Wednesday, August 24, 2011

To Kill, or Not to Kill; This is a Question?

As a middle-grade writer, I'm constantly wrestling with the issue of whether or not to kill someone. In my story, I mean. Particularly at the beginning of a story. I think the reason parents are either rotten or absent in middle-grade novels is because it's a fast and easy way to engage reader sympathy. Somehow, I have to make a reader care about my protagonist within the first 10-20 pages. I can do this by:

  1. Creating a burning, unanswered question. 
  2. Pitting the world against them. 
  3. Making them orphans.
Harry Potter does all three of these things within the first 20 pages. Percy Jackson hits the first two and compounds the sympathy by adding Smelly Gabe in place of a father.

In Return to Exile (only two more weeks to release!), I gave Sky, my protagonist, great parents and turned their very goodness into a roadblock. But this took time. To get immediate reader interest, I relied on burning questions and a cruel world.

It's hard to work strong adult allies into a middle-grade novel, and keep them there, because the reader will always be asking "why in the world is that kid in charge?" And most the time, the answer to that question feels very contrived.

If anyone knows of other things that work well in engaging immediate reader interest, other than the three things I've listed, I'd love to hear about it!

2 comments:

Steve Myers said...

An approach that may work in much the way that making a child an orphan does may be to show them as isolated from their parents, such as when the parents work all the time, have to travel a lot, can't relate with them, and so on. In either case, we invoke sympathy by showing loneliness that comes as a result of a parent not being there for their child, either physically, emotionally, or both.

Still, I think that what we're after isn't always to create sympathy for our characters, making us feel badly for them, but it's to make us feel anything at all for them. It may be as effective to make us feel for them by making the character likable, by showing noble or admirable qualities revealed through the way in which they make tough choices and how they deal with problems or challenges.

In either case, it's certainly important that we become emotionally invested enough in a character before they are put in danger that we care whether they succeed or fail, whether they get the girl or not, or even whether they live or die. We only care about the outcome of a scene in which a character is in peril when we would feel loss and disappointment if they were to fail in their goals, get hurt, or even die.

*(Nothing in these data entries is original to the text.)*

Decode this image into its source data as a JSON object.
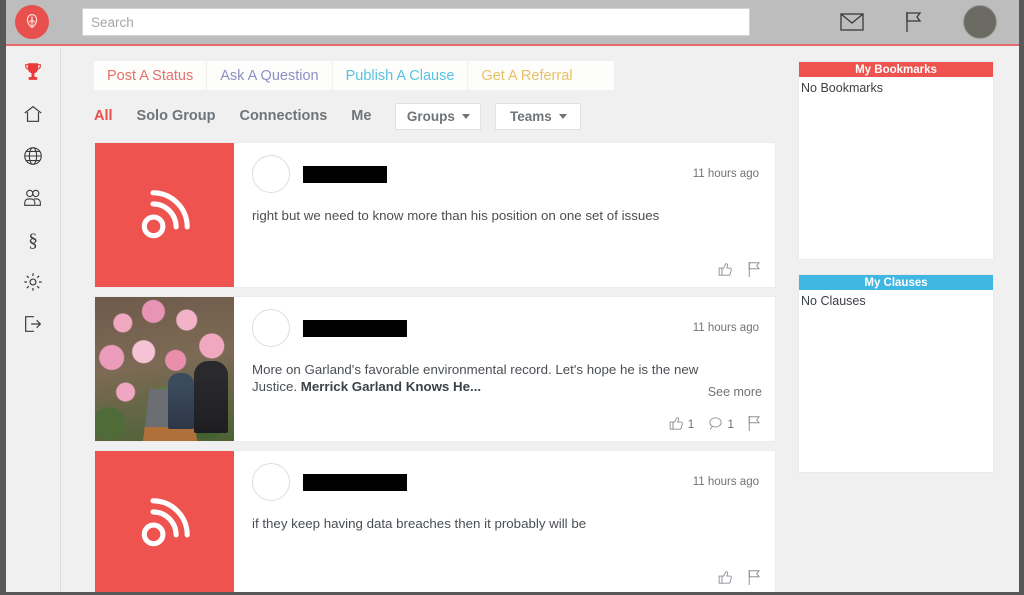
{
  "header": {
    "logo_icon": "tulip-logo-icon",
    "search": {
      "placeholder": "Search",
      "value": ""
    },
    "mail_icon": "envelope-icon",
    "flag_icon": "flag-icon",
    "avatar": "user-avatar"
  },
  "rail": {
    "items": [
      {
        "icon": "trophy-icon",
        "name": "sidebar-item-trophy"
      },
      {
        "icon": "home-icon",
        "name": "sidebar-item-home"
      },
      {
        "icon": "globe-icon",
        "name": "sidebar-item-globe"
      },
      {
        "icon": "users-icon",
        "name": "sidebar-item-users"
      },
      {
        "icon": "section-sign-icon",
        "name": "sidebar-item-clauses"
      },
      {
        "icon": "gear-icon",
        "name": "sidebar-item-settings"
      },
      {
        "icon": "logout-icon",
        "name": "sidebar-item-logout"
      }
    ]
  },
  "action_tabs": [
    {
      "label": "Post A Status",
      "color": "#e2726c"
    },
    {
      "label": "Ask A Question",
      "color": "#8d8fc4"
    },
    {
      "label": "Publish A Clause",
      "color": "#57c3e4"
    },
    {
      "label": "Get A Referral",
      "color": "#e8c166"
    }
  ],
  "filters": {
    "links": [
      {
        "label": "All",
        "active": true
      },
      {
        "label": "Solo Group",
        "active": false
      },
      {
        "label": "Connections",
        "active": false
      },
      {
        "label": "Me",
        "active": false
      }
    ],
    "dropdowns": [
      {
        "label": "Groups"
      },
      {
        "label": "Teams"
      }
    ]
  },
  "feed": {
    "posts": [
      {
        "thumb_type": "rss",
        "avatar_type": "female",
        "author_redacted_width": 84,
        "time": "11 hours ago",
        "text": "right but we need to know more than his position on one set of issues",
        "bold_text": "",
        "see_more": "",
        "like_count": "",
        "comment_count": "",
        "has_comment": false
      },
      {
        "thumb_type": "photo",
        "avatar_type": "male",
        "author_redacted_width": 104,
        "time": "11 hours ago",
        "text": "More on Garland's favorable environmental record. Let's hope he is the new Justice. ",
        "bold_text": "Merrick Garland Knows He...",
        "see_more": "See more",
        "like_count": "1",
        "comment_count": "1",
        "has_comment": true
      },
      {
        "thumb_type": "rss",
        "avatar_type": "male",
        "author_redacted_width": 104,
        "time": "11 hours ago",
        "text": "if they keep having data breaches then it probably will be",
        "bold_text": "",
        "see_more": "",
        "like_count": "",
        "comment_count": "",
        "has_comment": false
      }
    ]
  },
  "right_panels": [
    {
      "title": "My Bookmarks",
      "empty_text": "No Bookmarks",
      "accent": "#ef5350"
    },
    {
      "title": "My Clauses",
      "empty_text": "No Clauses",
      "accent": "#3fb7e2"
    }
  ]
}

I really enjoyed the two classes you taught at Life, the Universe, and Everything. I heard a lot from other writers on story structure and plotting, but I found your advice on how to build a story by starting with well-built characters to be of much more use.

EJ Patten said...

Geez. Apparently Blogger messed with the embedded comments stuff so it's not working very well. I had to switch to full page just to leave a comment on my own blog.

Great points Steve. Getting readers to engage with the character on some level is definitely the goal. I think the orphan thing is often used in middle reader fiction because it's fast, easy, and strong (i.e., provides strong motivation).

It's like that activity I did in the Echo workshop where we voted on believable character motivation. "Which one do you like the most?" There are all sorts of believable motivations floating around, but people have preferred motivations. And not all have the strength to drive a character through terrifying situations. "Orphan" says "I'm willing to do just about anything to find or stop x." Of course, this only matters in an action story with danger and high stakes. There are other ways to create that level of believable motivation, but they generally take more development. In Return to Exile (where Sky, my protag, is not an orphan), I had to show a strong relationship between he and his uncle before I could remove his uncle from the story and use that as the impetus to drive the action. Sky's motivation is believable because we know he cares about his uncle. But, it took a lot more time to develop than if I'd just said "he's an orphan, look at how horrible everyone is--now let's get to the story."

I think the sympathy angle is specific to middle reader fiction, and there are exceptions. In fantasy or other genres, it's not as applicable. It's an interesting question though...what is the overriding approach to initial character presentation in fantasy? It's not usually sympathy. Epic coolness, maybe?

I'm glad the presentations were helpful. I appreciate your comments. You're right on. Get engagement however you can. Make the reader care about the character, whether that's through sympathy or some other means.